L’Assemblée nationale soigne ses fonctionnaires

par Henry Moreigne
jeudi 7 février 2013

A l'occasion de l'interminable débat sur le mariage pour tous, l'opposition met en avant le coût des séances de nuit évalué à environ 50 000 €. La faute à un système de primes dont bénéficient les fonctionnaires qui leur permet de doubler, voire tripler leur traitement de base. A elles seules les séances de nuit permettraient des variations de salaire de 30% d'un mois sur l'autre bénéficiant même aux fonctionnaires qui ne sont pas présents.

Oubliant un peu vite qu'elle partage la responsabilité du système en place, l'opposition remet sur le devant de la scène médiatique le problème des rémunérations excessives des fonctionnaires des deux chambres et notamment de l'Assemblée nationale. 1250 agents pour cette dernière avec une rémunération moyenne toutes catégories de personnels confondues de plus de 7.700€ brut par mois et par agent.

"C’est près de 77 % de plus que pour un fonctionnaire du Bundestag allemand et près deux fois plus que son homologue britannique" souligne un rapport de l'IFRAP, une fondation indépendante spécialisée dans l'analyse de la performance de l'Etat, des administrations et des politiques publiques.

Le rapport, réalisé dans des conditions difficiles du fait de l'opacité organisée autour du système, est accablant tant pour les fonctionnaires qui en bénéficient que pour les parlementaires, au premier rang desquels les questeurs et membres du Bureau de l'Assemblée.

Agnès Verdier-Molinier, l'un des auteurs du rapport, dénonçait ainsi en juin 2012 sur le site Le Lab, une baisse hypocrite de 30 % des indemnités des ministres qui cache le maintien de situations privilégiées pour un petit nombre de fonctionnaires. En haut de la pyramide, les administrateurs perçoivent de 15 à 18 000 € par mois soit beaucoup plus que les parlementaires, les ministres et le Président de la République lui-même.

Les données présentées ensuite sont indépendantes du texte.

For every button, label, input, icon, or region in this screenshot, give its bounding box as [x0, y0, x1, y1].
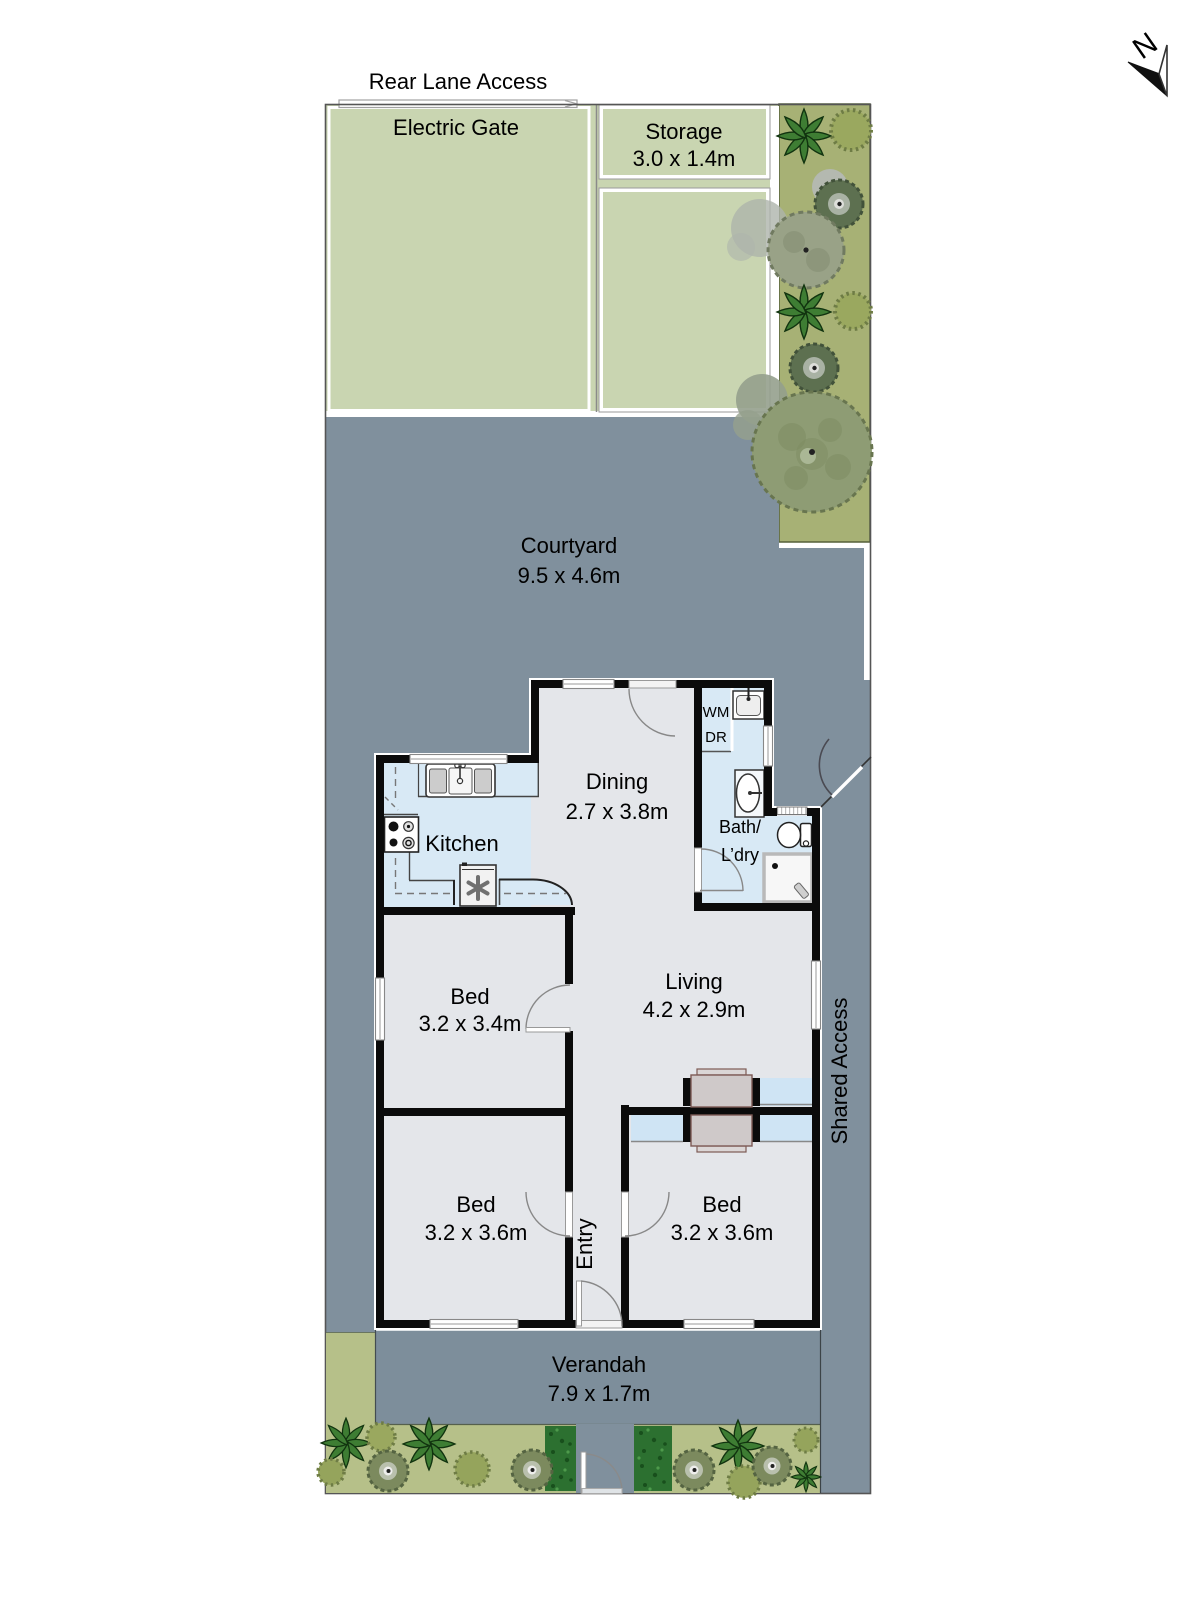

Outre une absence de contrôle, le rapport de l'IFRAP pointe le fait que l'Assemblée nationale dispose d'un budget supérieur de 110 millions à ses homologues britannique et allemand et que les charges de personnels jouent un rôle important dans cet écart. A noter également, que sur la période 1960-2010, les personnels se sont accrus de 115,5 % (38 % entre 1980 et 2010), dont 87,4 % pour les administrateurs (les mieux payés) et 123 % pour les administrateurs adjoints. Depuis 2011 cependant, on enregistre un effort léger de baisse des effectifs (- 6 %).

Dans le même temps, l'IFRAP relève que les fonctionnaires de l’Assemblée nationale ont reçu par arrêté des questeurs (de juillet 1999) une attribution de points d’indices majorés supplémentaires, et bénéficié d'une réforme sur mesure de la carrière des agents avec création de nouveaux grades. Un tour de passe-passe qui se traduit au final par des rémunérations supérieures de 75 % à 150 % à leurs homologues de la fonction publique d’État

Une anomalie permise par une ordonnance de 1958 qui précise que les agents des services de l’Assemblée nationale « sont des fonctionnaires de l’État », tout en étant en pratique exclus expressément de l’application de la loi portant statut de la fonction publique.

Le vrai problème reste néanmoins les primes (indemnités de travaux supplémentaires et législatifs). Ainsi, pour les années à forte activité législative, les indemnités de travaux supplémentaires peuvent, comme en 2009, excéder les rémunérations et traitements de base. Le mariage pour tous devrait dans tous les cas faire des heureux à l'Assemblée nationale.